El corto plazo es el eterno problema argentino. No lo ven así los chinos que piensan a 50 años y que es uno de los países que proyecta la mayor cantidad de inversiones a largo plazo en la Argentina. Para el gobierno de Xi Jinping el problema no es Cristina Kirchner, ni las PASO o los comicios de ocutubre sino otra fecha: el 1º de septiembre. En su visita a Beijing el presidente Macri prometió que en esa fecha estará lista la resolución de la Corte Suprema sobre ausencia de impacto ambiental para avanzar de una vez en la construcción de las represas Cepernic y Kirchner en Santa Cruz, que contemplan una gigantezca inversión de capital chino. No es un tema menor.

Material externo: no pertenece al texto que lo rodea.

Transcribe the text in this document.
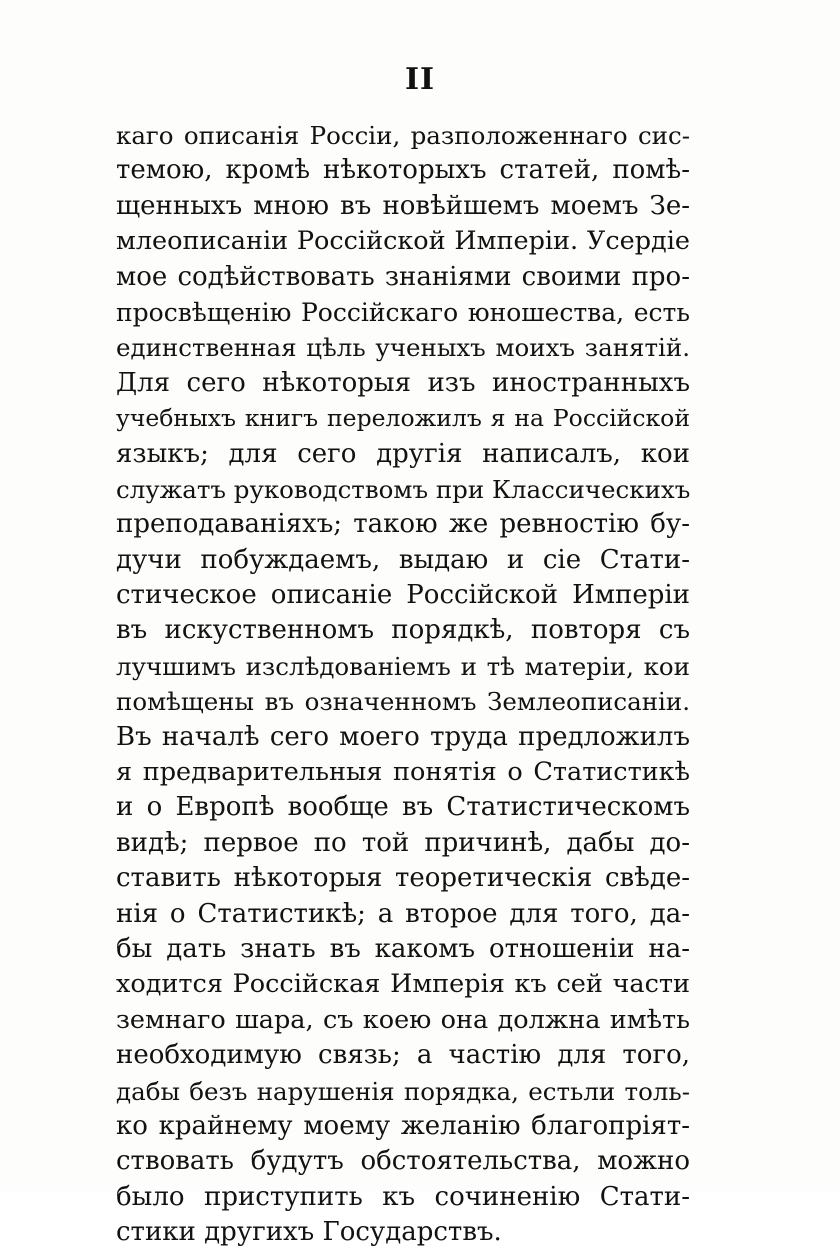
II
каго описанія Россіи, разположеннаго сис-
темою, кромѣ нѣкоторыхъ статей, помѣ-
щенныхъ мною въ новѣйшемъ моемъ Зе-
млеописаніи Россійской Имперіи. Усердіе
мое содѣйствовать знаніями своими про-
просвѣщенію Россійскаго юношества, есть
единственная цѣль ученыхъ моихъ занятій.
Для сего нѣкоторыя изъ иностранныхъ
учебныхъ книгъ переложилъ я на Россійской
языкъ; для сего другія написалъ, кои
служатъ руководствомъ при Классическихъ
преподаваніяхъ; такою же ревностію бу-
дучи побуждаемъ, выдаю и сіе Стати-
стическое описаніе Россійской Имперіи
въ искуственномъ порядкѣ, повторя съ
лучшимъ изслѣдованіемъ и тѣ матеріи, кои
помѣщены въ означенномъ Землеописаніи.
Въ началѣ сего моего труда предложилъ
я предварительныя понятія о Статистикѣ
и о Европѣ вообще въ Статистическомъ
видѣ; первое по той причинѣ, дабы до-
ставить нѣкоторыя теоретическія свѣде-
нія о Статистикѣ; а второе для того, да-
бы дать знать въ какомъ отношеніи на-
ходится Россійская Имперія къ сей части
земнаго шара, съ коею она должна имѣть
необходимую связь; а частію для того,
дабы безъ нарушенія порядка, естьли толь-
ко крайнему моему желанію благопріят-
ствовать будутъ обстоятельства, можно
было приступить къ сочиненію Стати-
стики другихъ Государствъ.
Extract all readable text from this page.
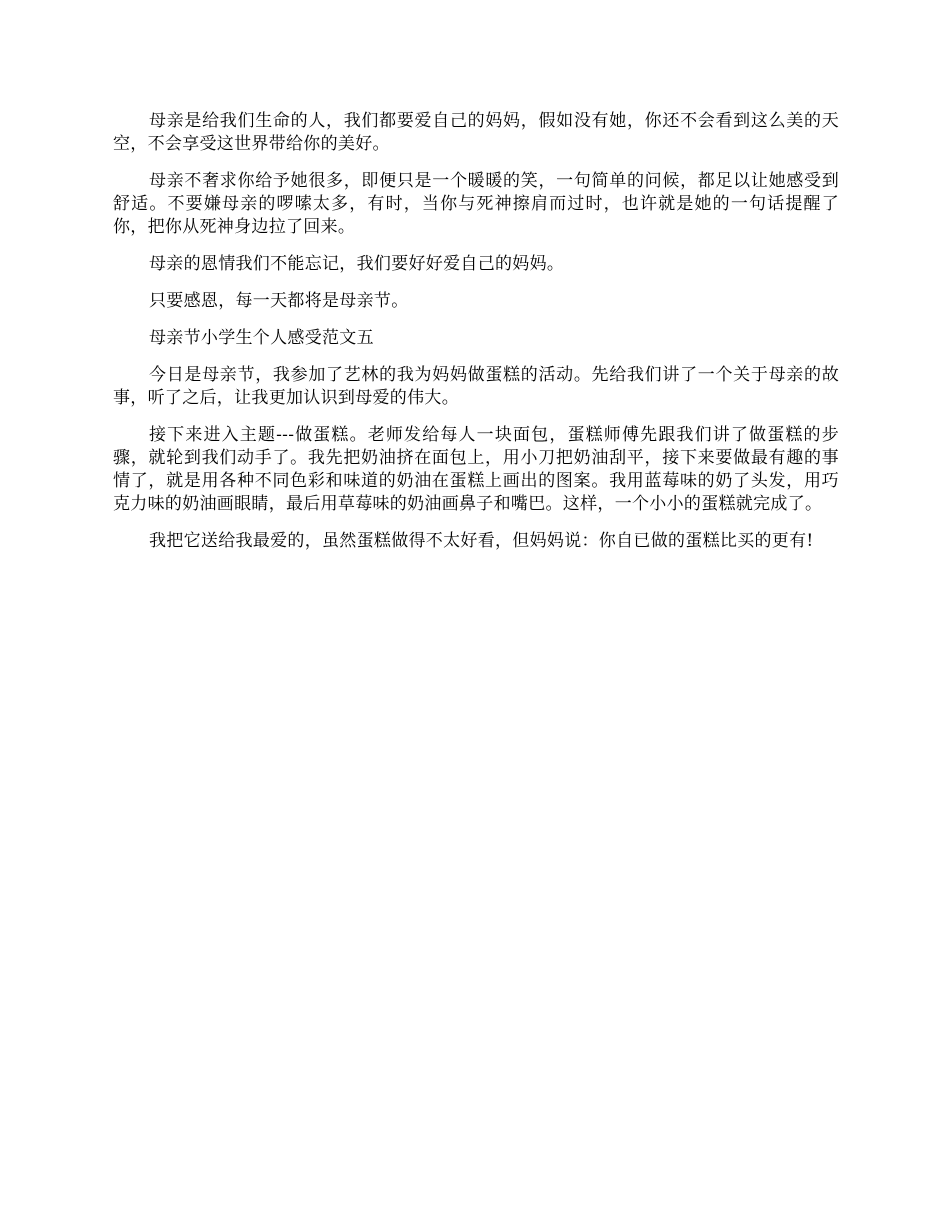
母亲是给我们生命的人，我们都要爱自己的妈妈，假如没有她，你还不会看到这么美的天空，不会享受这世界带给你的美好。

母亲不奢求你给予她很多，即便只是一个暖暖的笑，一句简单的问候，都足以让她感受到舒适。不要嫌母亲的啰嗦太多，有时，当你与死神擦肩而过时，也许就是她的一句话提醒了你，把你从死神身边拉了回来。

母亲的恩情我们不能忘记，我们要好好爱自己的妈妈。

只要感恩，每一天都将是母亲节。

母亲节小学生个人感受范文五

今日是母亲节，我参加了艺林的我为妈妈做蛋糕的活动。先给我们讲了一个关于母亲的故事，听了之后，让我更加认识到母爱的伟大。

接下来进入主题---做蛋糕。老师发给每人一块面包，蛋糕师傅先跟我们讲了做蛋糕的步骤，就轮到我们动手了。我先把奶油挤在面包上，用小刀把奶油刮平，接下来要做最有趣的事情了，就是用各种不同色彩和味道的奶油在蛋糕上画出的图案。我用蓝莓味的奶了头发，用巧克力味的奶油画眼睛，最后用草莓味的奶油画鼻子和嘴巴。这样，一个小小的蛋糕就完成了。

我把它送给我最爱的，虽然蛋糕做得不太好看，但妈妈说：你自已做的蛋糕比买的更有!
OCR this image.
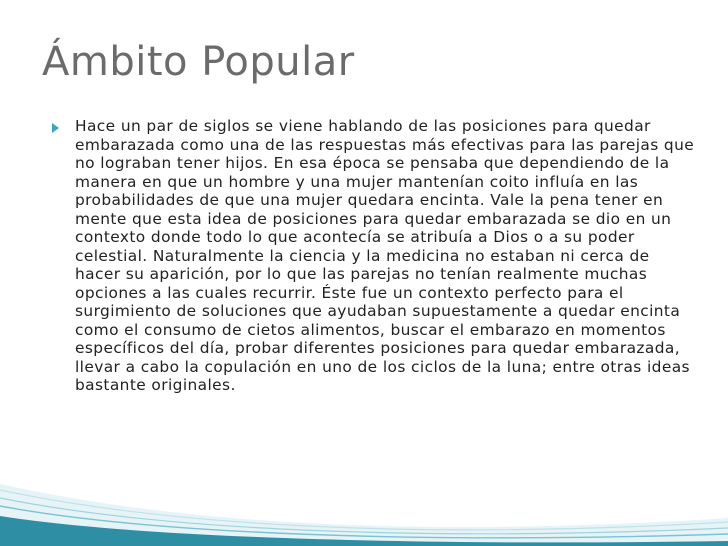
Ámbito Popular

Hace un par de siglos se viene hablando de las posiciones para quedar embarazada como una de las respuestas más efectivas para las parejas que no lograban tener hijos. En esa época se pensaba que dependiendo de la manera en que un hombre y una mujer mantenían coito influía en las probabilidades de que una mujer quedara encinta. Vale la pena tener en mente que esta idea de posiciones para quedar embarazada se dio en un contexto donde todo lo que acontecía se atribuía a Dios o a su poder celestial. Naturalmente la ciencia y la medicina no estaban ni cerca de hacer su aparición, por lo que las parejas no tenían realmente muchas opciones a las cuales recurrir. Éste fue un contexto perfecto para el surgimiento de soluciones que ayudaban supuestamente a quedar encinta como el consumo de cietos alimentos, buscar el embarazo en momentos específicos del día, probar diferentes posiciones para quedar embarazada, llevar a cabo la copulación en uno de los ciclos de la luna; entre otras ideas bastante originales.
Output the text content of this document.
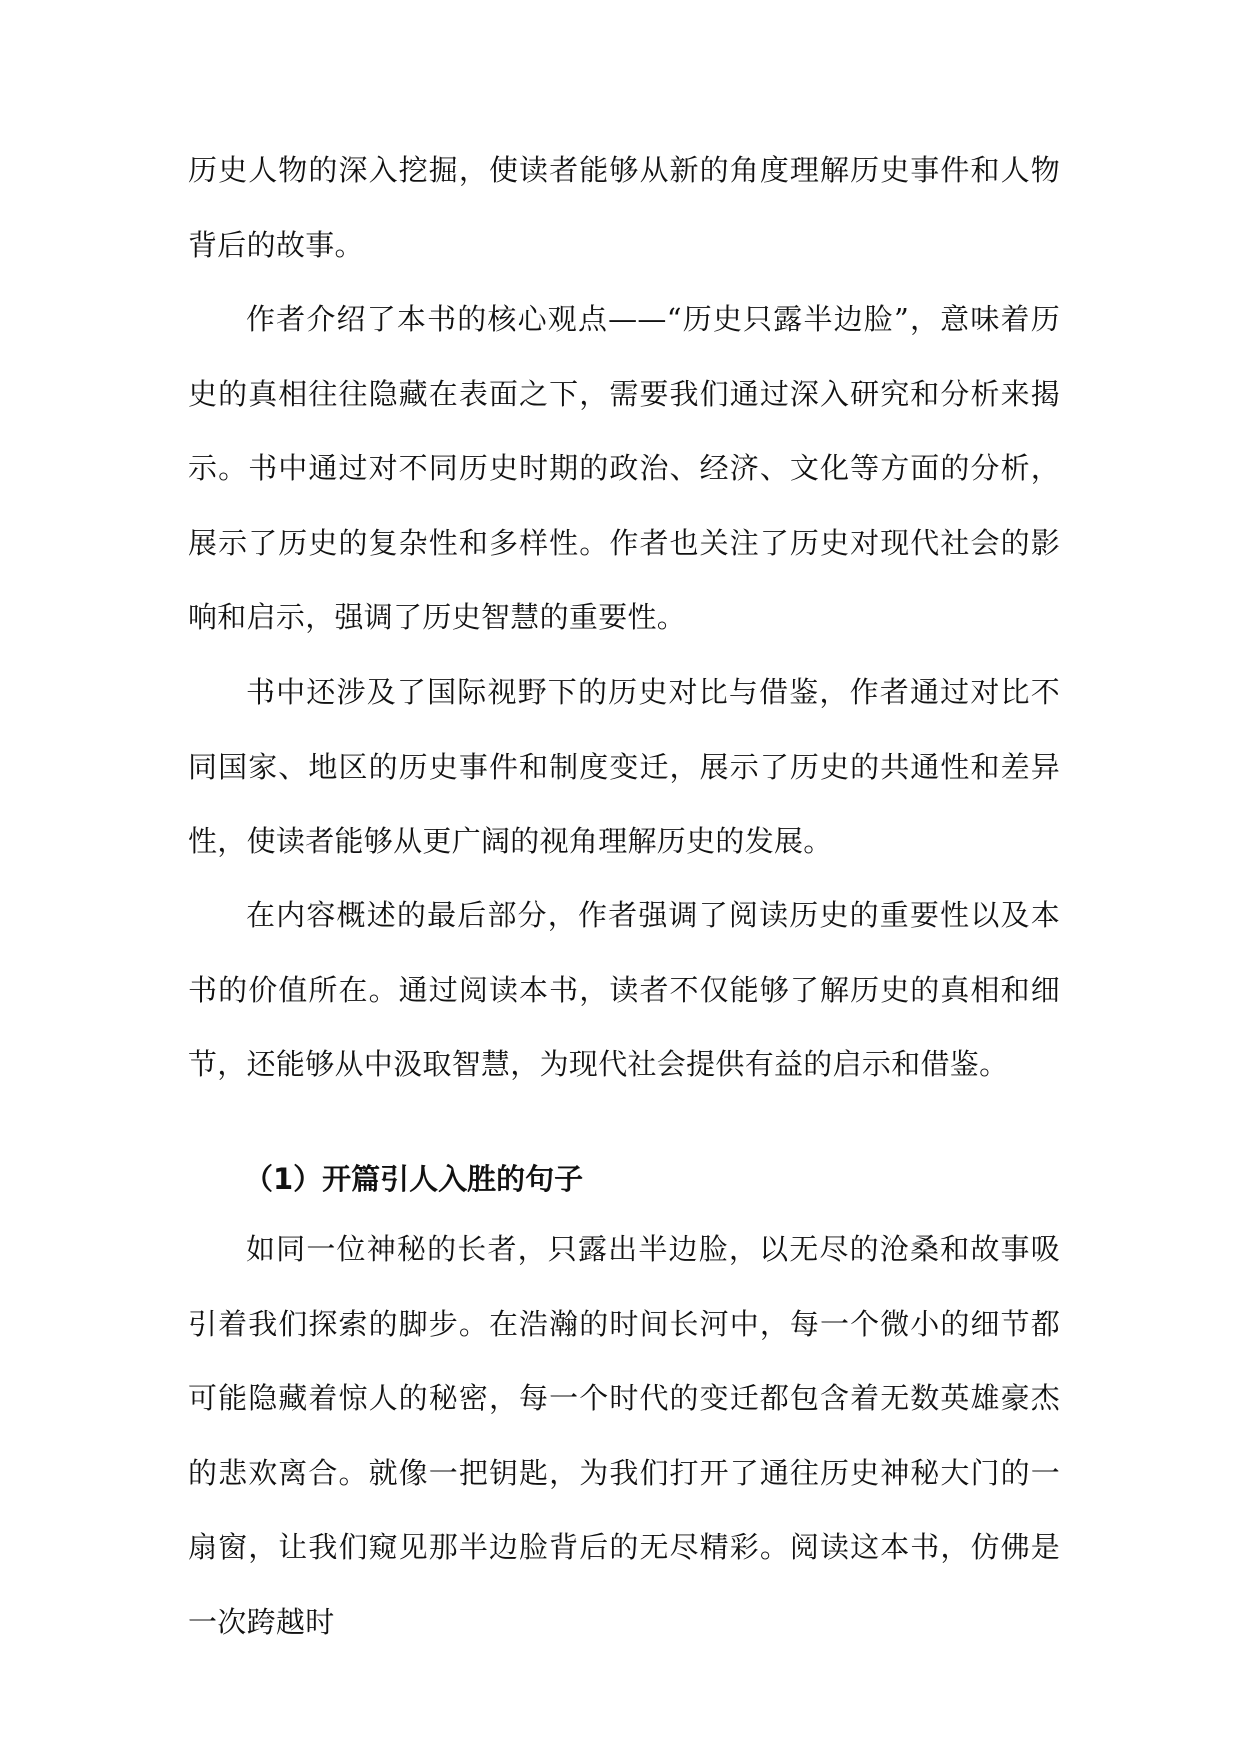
历史人物的深入挖掘，使读者能够从新的角度理解历史事件和人物背后的故事。

作者介绍了本书的核心观点——“历史只露半边脸”，意味着历史的真相往往隐藏在表面之下，需要我们通过深入研究和分析来揭示。书中通过对不同历史时期的政治、经济、文化等方面的分析，展示了历史的复杂性和多样性。作者也关注了历史对现代社会的影响和启示，强调了历史智慧的重要性。

书中还涉及了国际视野下的历史对比与借鉴，作者通过对比不同国家、地区的历史事件和制度变迁，展示了历史的共通性和差异性，使读者能够从更广阔的视角理解历史的发展。

在内容概述的最后部分，作者强调了阅读历史的重要性以及本书的价值所在。通过阅读本书，读者不仅能够了解历史的真相和细节，还能够从中汲取智慧，为现代社会提供有益的启示和借鉴。

（1）开篇引人入胜的句子

如同一位神秘的长者，只露出半边脸，以无尽的沧桑和故事吸引着我们探索的脚步。在浩瀚的时间长河中，每一个微小的细节都可能隐藏着惊人的秘密，每一个时代的变迁都包含着无数英雄豪杰的悲欢离合。就像一把钥匙，为我们打开了通往历史神秘大门的一扇窗，让我们窥见那半边脸背后的无尽精彩。阅读这本书，仿佛是一次跨越时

La decisión de avanzar con estas obras funcionan como una suerte de "cláusula gatillo", explicó a Infobae un embajador argentino. ¿Por qué? muy simple: China ya adelantó 800 millones de dólares para estas obras y del cumplimiento o no de parte del gobierno de este proyecto dependerán otros planes del Estado y los empresarios chinos en la Argentina como por ejemplo la inversiones petroleras en Vaca Muerta, un acueducto en Entre Ríos, la instalación de una planta de energía solar en Jujuy, la renovación de 2500 kilometros de ferrocarril San Martín o el desarrollo de obras de la segunda etapa del Belgrano Cargas, por poner algunos ejemplos. Hay en juego más de 30.000 millones de dólares de potenciales inversiones chinas a largo plazo.

El presidente Macri y su par de China Xi Jinping volverán a verse en septiembre (Reuters)
El presidente Macri y su par de China Xi Jinping volverán a verse en septiembre (Reuters)

Las empresas y los diplomáticos de la Unión Europea también confían en ver más promesas cumplidas de parte de Macri. "No puede ser que producir en la Argentina sea más costoso que en Alemania, Japón o Estados Unidos", se quejan los inversores europeos. A estos no les quita el sueño la idea de Macri de cerrar un acuerdo de libre comercio entre la Unión Europea y el Mercosur sino dar solución a temas más sencillos para el comercio bilateral como ser: la simplificación de los trámites de comercio exterior, la mayor apertura de importaciones o la eliminación de trabas burocráticas para instalar una empresa extranjera en la Argentina en plazos más razonables.

El mundo ya no gira alrededor de Cristina Kirchner aunque para los argentinos en estas elecciones sea lo más relevante. El cortoplacismo argentino choca con la mirada a largo plazo que se figura el mundo. Y allí aparecen los desafíos que deberá enfrentar Macri para dar confiabilidad a la diplomacia y el empresariado extranjero: profundizar o no las reformas encaradas en la Argentina debe ser el karma que preocupe ahora al gobierno.